Moitié moins de faux positifs

En 2019, l'autorité française a mis en production ses premières applications d'intelligence artificielle. Des algorithmes, qui tournent sur la plateforme soit à des horaires définis soit en fonction de la réception des flux, détectent les anomalies et abus de marché et enclenchent des alertes. Celles-ci sont adressées à des analystes qui creusent le problème. Pour leur simplifier la tâche, ils ont accès à un outil de business intelligence qui permet de naviguer dans une multitude de données, comme par exemple l'historique de transactions d'un investisseur considéré comme suspect par leurs alertes.

Grâce à l'IA, l'AMF a aussi pu réduire le nombre de faux positifs (quand une anomalie de marché remontée par une alerte n'en est finalement pas une, après analyse). Pour ce faire, elle a ajouté une couche d'algorithmes de clustering (une méthode qui partitionne les données en sous-groupes), ce qui permet de filtrer davantage et de réduire le nombre d'alertes. "Le clustering permet dans certains cas de détecter des investisseurs qui sortent de l'ordinaire, de détecter des cas potentiellement suspects qui seraient passés sous les seuils si on était resté sur des alertes traditionnelles", se félicite Alexandra Givry. Au total, le nombre d'alertes générées par ce système a été divisé par deux. 

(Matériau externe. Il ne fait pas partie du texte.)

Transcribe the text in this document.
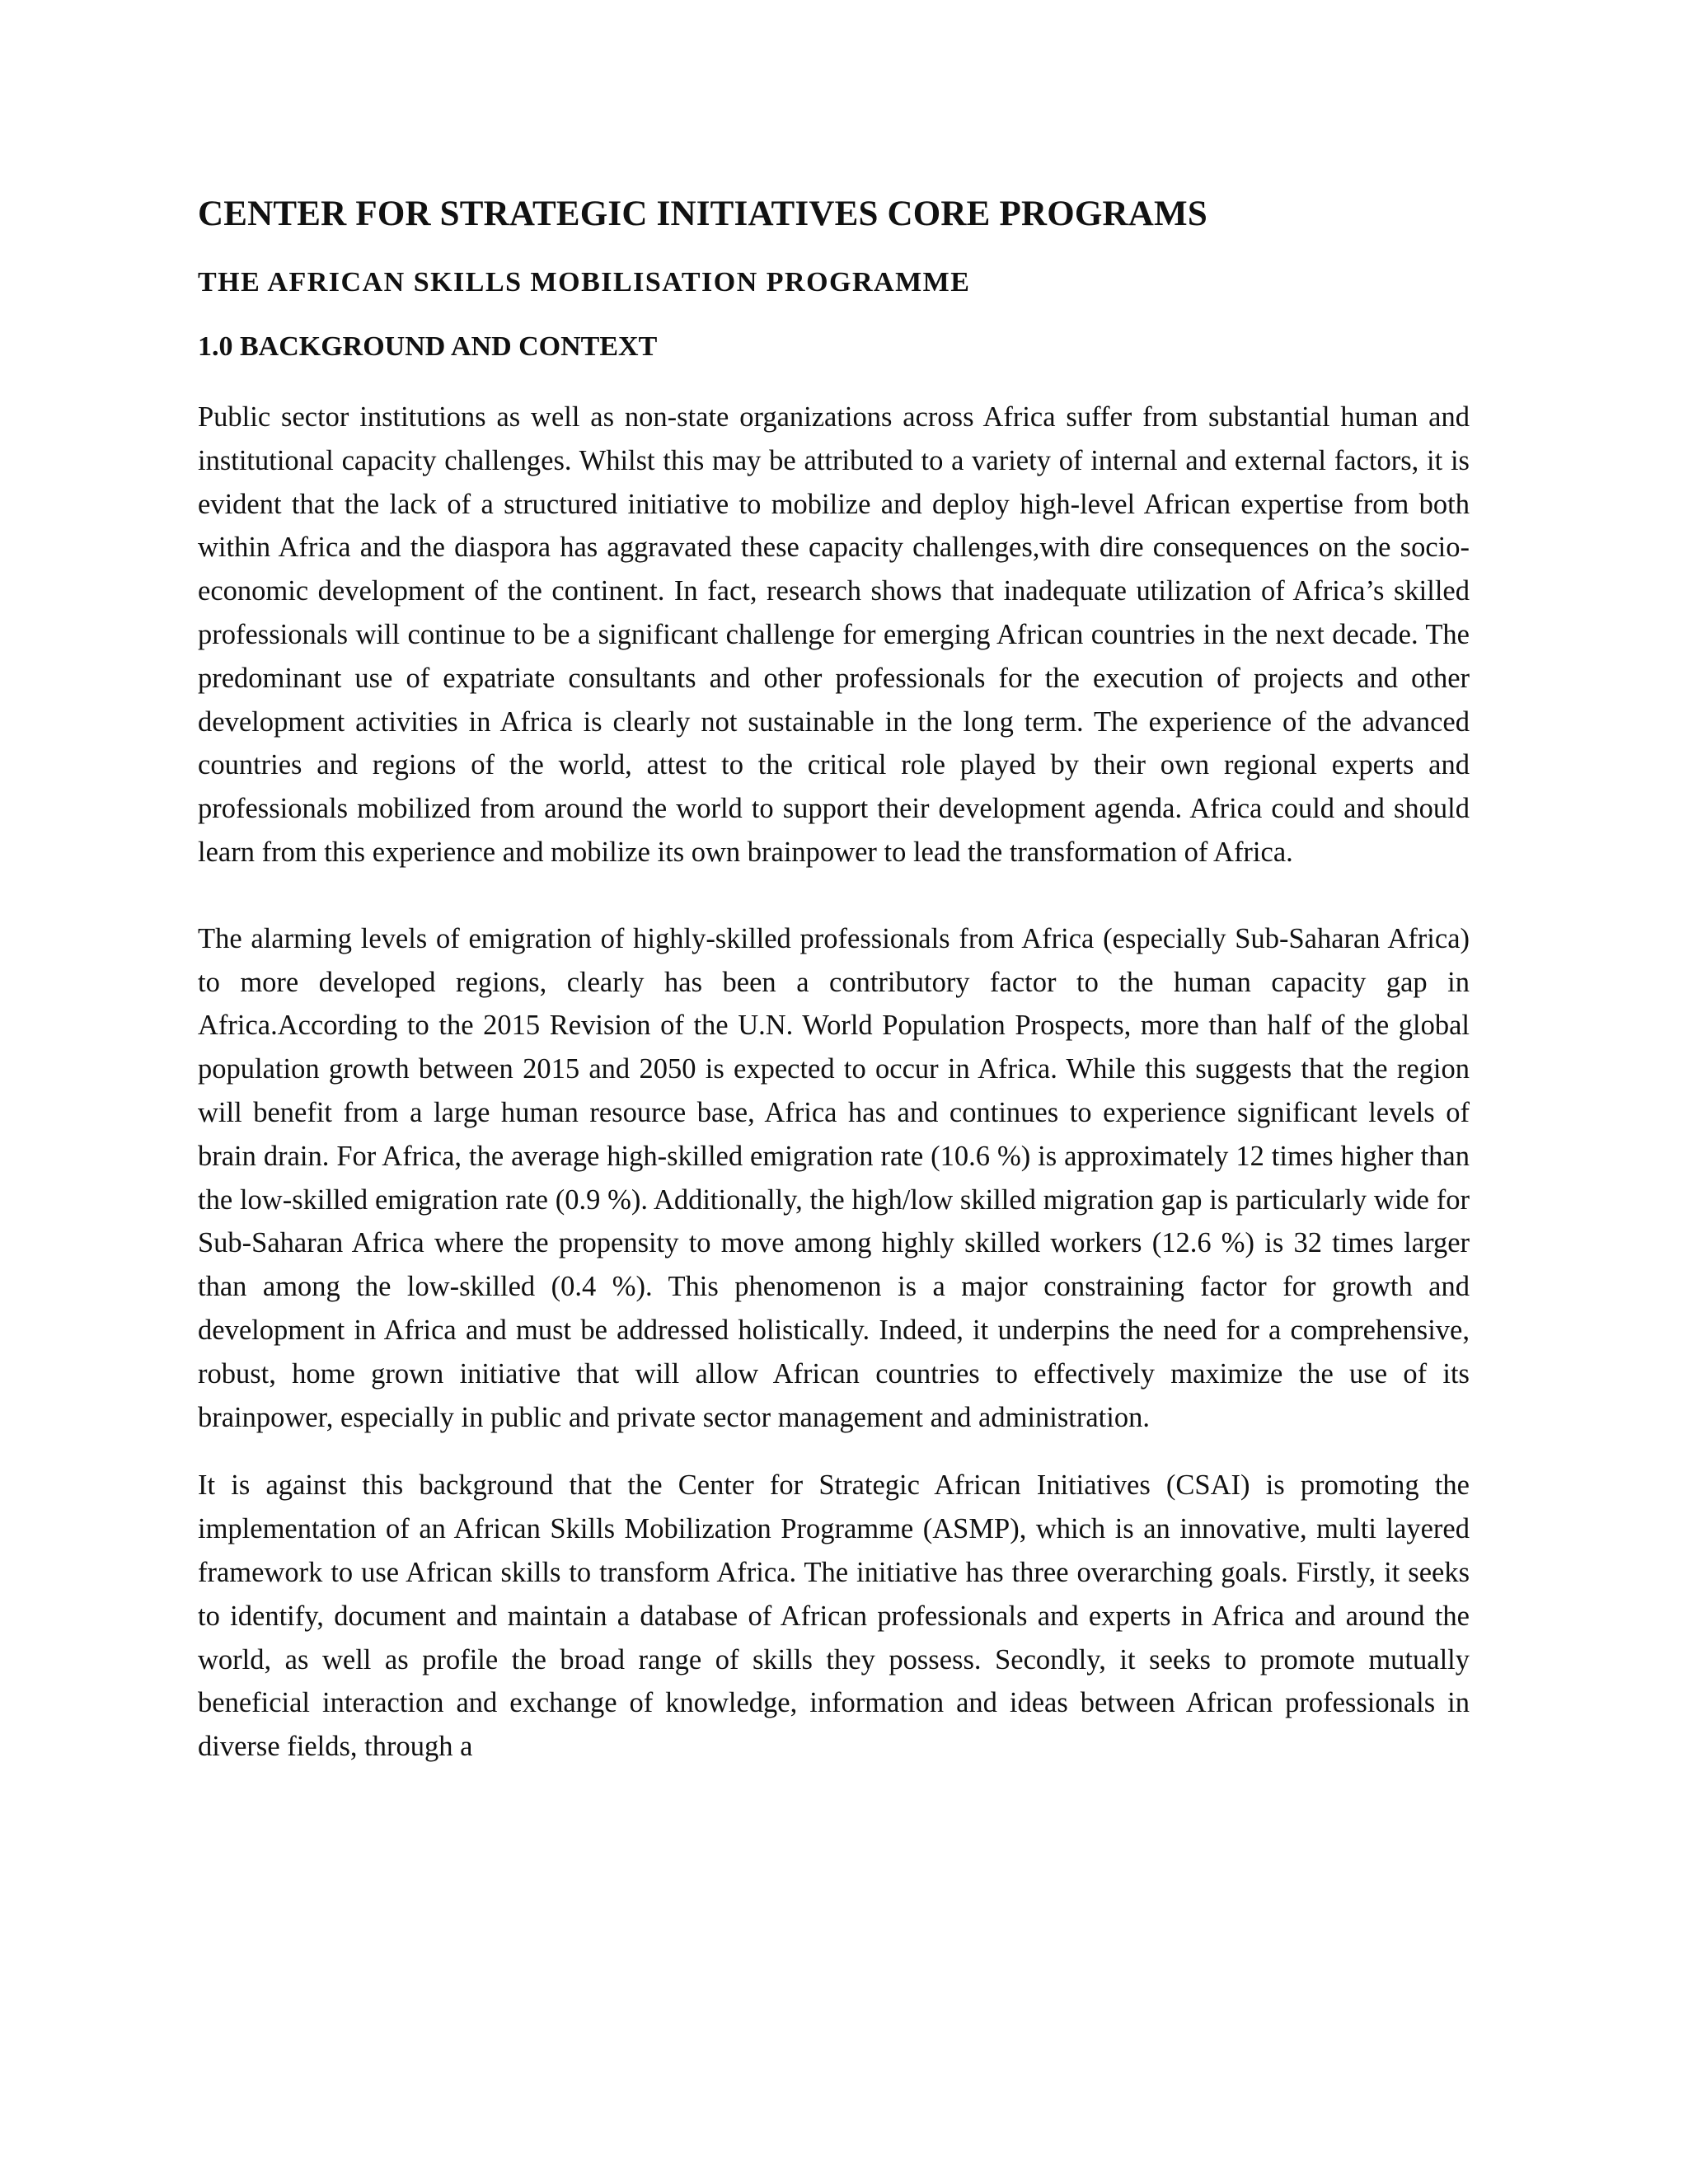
CENTER FOR STRATEGIC INITIATIVES CORE PROGRAMS
THE AFRICAN SKILLS MOBILISATION PROGRAMME
1.0 BACKGROUND AND CONTEXT

Public sector institutions as well as non-state organizations across Africa suffer from substantial human and institutional capacity challenges. Whilst this may be attributed to a variety of internal and external factors, it is evident that the lack of a structured initiative to mobilize and deploy high-level African expertise from both within Africa and the diaspora has aggravated these capacity challenges,with dire consequences on the socio-economic development of the continent. In fact, research shows that inadequate utilization of Africa’s skilled professionals will continue to be a significant challenge for emerging African countries in the next decade. The predominant use of expatriate consultants and other professionals for the execution of projects and other development activities in Africa is clearly not sustainable in the long term. The experience of the advanced countries and regions of the world, attest to the critical role played by their own regional experts and professionals mobilized from around the world to support their development agenda. Africa could and should learn from this experience and mobilize its own brainpower to lead the transformation of Africa.

The alarming levels of emigration of highly-skilled professionals from Africa (especially Sub-Saharan Africa) to more developed regions, clearly has been a contributory factor to the human capacity gap in Africa.According to the 2015 Revision of the U.N. World Population Prospects, more than half of the global population growth between 2015 and 2050 is expected to occur in Africa. While this suggests that the region will benefit from a large human resource base, Africa has and continues to experience significant levels of brain drain. For Africa, the average high-skilled emigration rate (10.6 %) is approximately 12 times higher than the low-skilled emigration rate (0.9 %). Additionally, the high/low skilled migration gap is particularly wide for Sub-Saharan Africa where the propensity to move among highly skilled workers (12.6 %) is 32 times larger than among the low-skilled (0.4 %). This phenomenon is a major constraining factor for growth and development in Africa and must be addressed holistically. Indeed, it underpins the need for a comprehensive, robust, home grown initiative that will allow African countries to effectively maximize the use of its brainpower, especially in public and private sector management and administration.

It is against this background that the Center for Strategic African Initiatives (CSAI) is promoting the implementation of an African Skills Mobilization Programme (ASMP), which is an innovative, multi layered framework to use African skills to transform Africa. The initiative has three overarching goals. Firstly, it seeks to identify, document and maintain a database of African professionals and experts in Africa and around the world, as well as profile the broad range of skills they possess. Secondly, it seeks to promote mutually beneficial interaction and exchange of knowledge, information and ideas between African professionals in diverse fields, through a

"Nous voulons élargir l'exploitation systématisée des données à tous les métiers de l'AMF"

 

En dehors de la surveillance des marchés, l'AMF utilise ses technologies d'IA pour la prévention et la détection des escroqueries. Depuis cette année, elle utilise le NLP (traitement du langage naturel) pour détecter les sites Internet frauduleux, qui lui permettent ensuite d'alimenter ses listes noires et alerter le public. Même principe que pour les exemples précédents : la machine alerte si un site est potentiellement dangereux, un humain vérifie ensuite ladite alerte. "Grâce au deep learning, notre outil va prendre en compte ce que le spécialiste a rectifié et apprendre", souligne Alexandra Givry.   

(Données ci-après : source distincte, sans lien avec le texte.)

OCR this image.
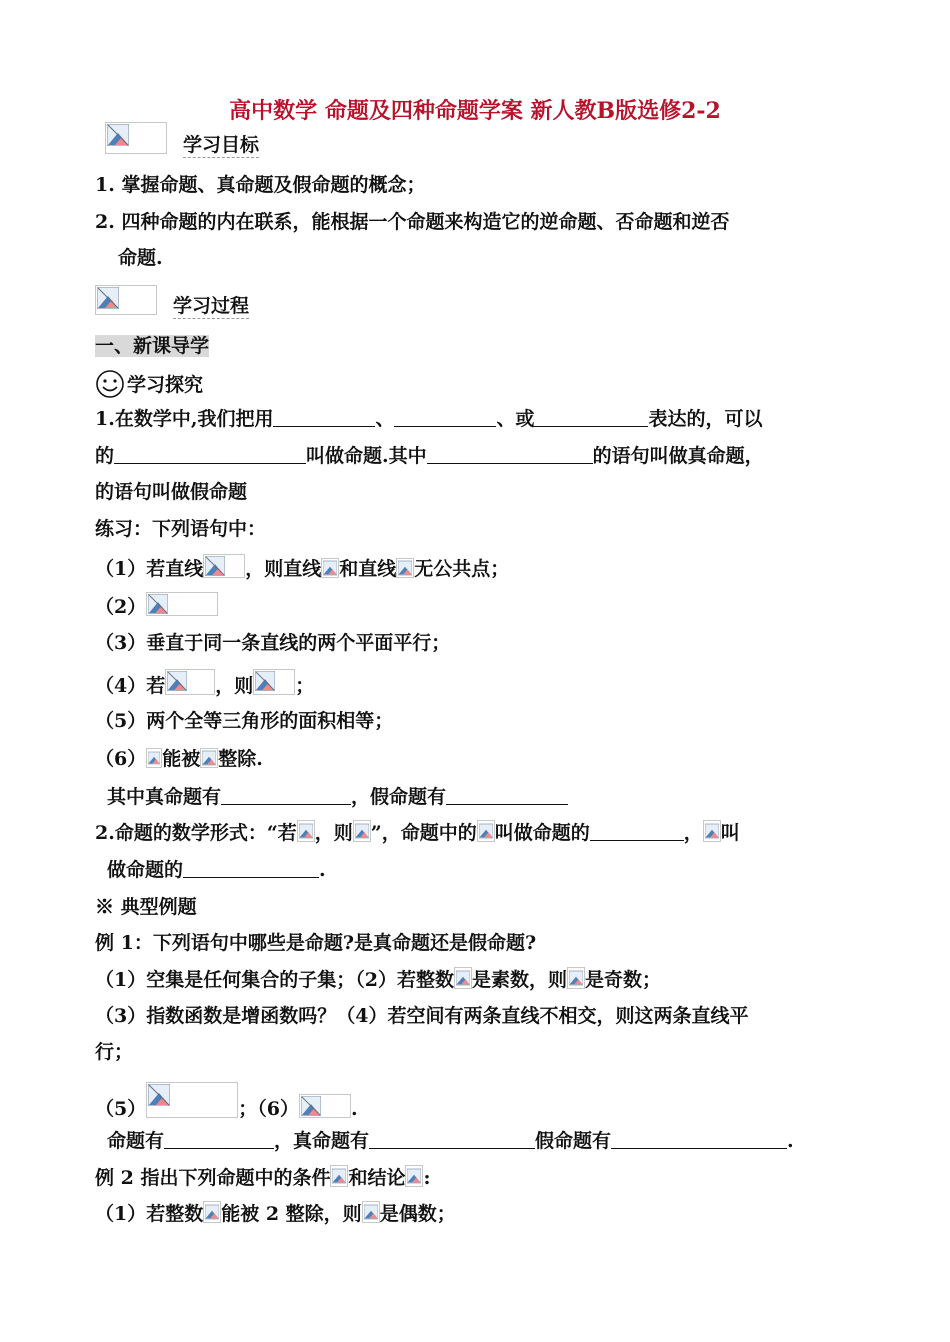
高中数学 命题及四种命题学案 新人教B版选修2-2
学习目标
1. 掌握命题、真命题及假命题的概念；
2. 四种命题的内在联系，能根据一个命题来构造它的逆命题、否命题和逆否
命题.
学习过程
一、新课导学
学习探究
1.在数学中,我们把用	、	、或	表达的，可以
的	叫做命题.其中	的语句叫做真命题，
的语句叫做假命题
练习：下列语句中：
（1）若直线 ，则直线 和直线 无公共点；
（2）
（3）垂直于同一条直线的两个平面平行；
（4）若	，则 ；
（5）两个全等三角形的面积相等；
（6） 能被 整除.
其中真命题有	，假命题有
2.命题的数学形式：“若 ，则 ”，命题中的 叫做命题的	， 叫
做命题的	.
※ 典型例题
例 1：下列语句中哪些是命题?是真命题还是假命题?
（1）空集是任何集合的子集；（2）若整数 是素数，则 是奇数；
（3）指数函数是增函数吗？（4）若空间有两条直线不相交，则这两条直线平
行；
（5）	；（6）	.
命题有	，真命题有	假命题有	.
例 2 指出下列命题中的条件 和结论 :
（1）若整数 能被 2 整除，则 是偶数；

L'AMF continue d'explorer d'autres possibilités d'IA appliquée à la surveillance des marchés, comme la reconnaissance d'images pour détecter des configurations suspectes. Quand l'AMF analyse des marchés, ses analystes vont consulter les données sur leurs outils de business intelligence, comme expliqué plus tôt. Sur leurs écrans, s'affichent des listes de données (transactions, ordres…) et des visualisations graphiques comme le cours d'un titre ou un carnet d'ordres (achat en vert, vente en rouge par exemple). Si on montre à la machine des graphiques représentant des carnets d'ordre, elle finira par apprendre leur signification. Une application utile dans les manipulations par exemple, c'est-à-dire quand on positionne des couches d'ordres sur un carnet pour donner l'impression que la demande est forte et faire monter le prix. C'est un schéma très visuel sur un graphique, que la machine peut détecter. 

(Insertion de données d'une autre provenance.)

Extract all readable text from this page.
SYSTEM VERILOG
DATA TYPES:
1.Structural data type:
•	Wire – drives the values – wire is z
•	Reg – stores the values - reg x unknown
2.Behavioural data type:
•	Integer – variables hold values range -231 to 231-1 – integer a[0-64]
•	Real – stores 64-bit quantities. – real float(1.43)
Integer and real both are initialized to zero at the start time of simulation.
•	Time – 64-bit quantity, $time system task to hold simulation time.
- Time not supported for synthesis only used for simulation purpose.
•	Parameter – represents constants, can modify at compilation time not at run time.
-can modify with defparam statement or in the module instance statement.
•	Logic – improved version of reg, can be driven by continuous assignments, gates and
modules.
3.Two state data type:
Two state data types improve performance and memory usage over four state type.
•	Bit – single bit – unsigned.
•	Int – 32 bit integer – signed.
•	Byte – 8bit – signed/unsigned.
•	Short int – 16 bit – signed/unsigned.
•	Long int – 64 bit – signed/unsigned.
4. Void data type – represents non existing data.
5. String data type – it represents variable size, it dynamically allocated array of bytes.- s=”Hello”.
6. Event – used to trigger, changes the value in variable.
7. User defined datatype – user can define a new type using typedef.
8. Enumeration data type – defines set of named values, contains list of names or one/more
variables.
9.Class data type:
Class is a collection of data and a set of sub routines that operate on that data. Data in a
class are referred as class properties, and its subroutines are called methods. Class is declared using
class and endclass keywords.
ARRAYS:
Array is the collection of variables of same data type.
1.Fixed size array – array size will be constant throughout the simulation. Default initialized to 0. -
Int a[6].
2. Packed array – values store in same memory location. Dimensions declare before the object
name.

Alexandra Givry espère par la suite sortir l'IA de son périmètre d'action. "Nous voulons élargir l'exploitation systématisée des données, notamment via l'intelligence artificielle, à tous les métiers de l'AMF, dans la supervision de la gestion d'actifs par exemple", illustre la dirigeante. En attendant, ses algorithmes continuent de tourner activement pendant le reconfinement. "Nous espérons que cela se passera aussi bien que pendant le premier confinement", conclut-elle, confiante.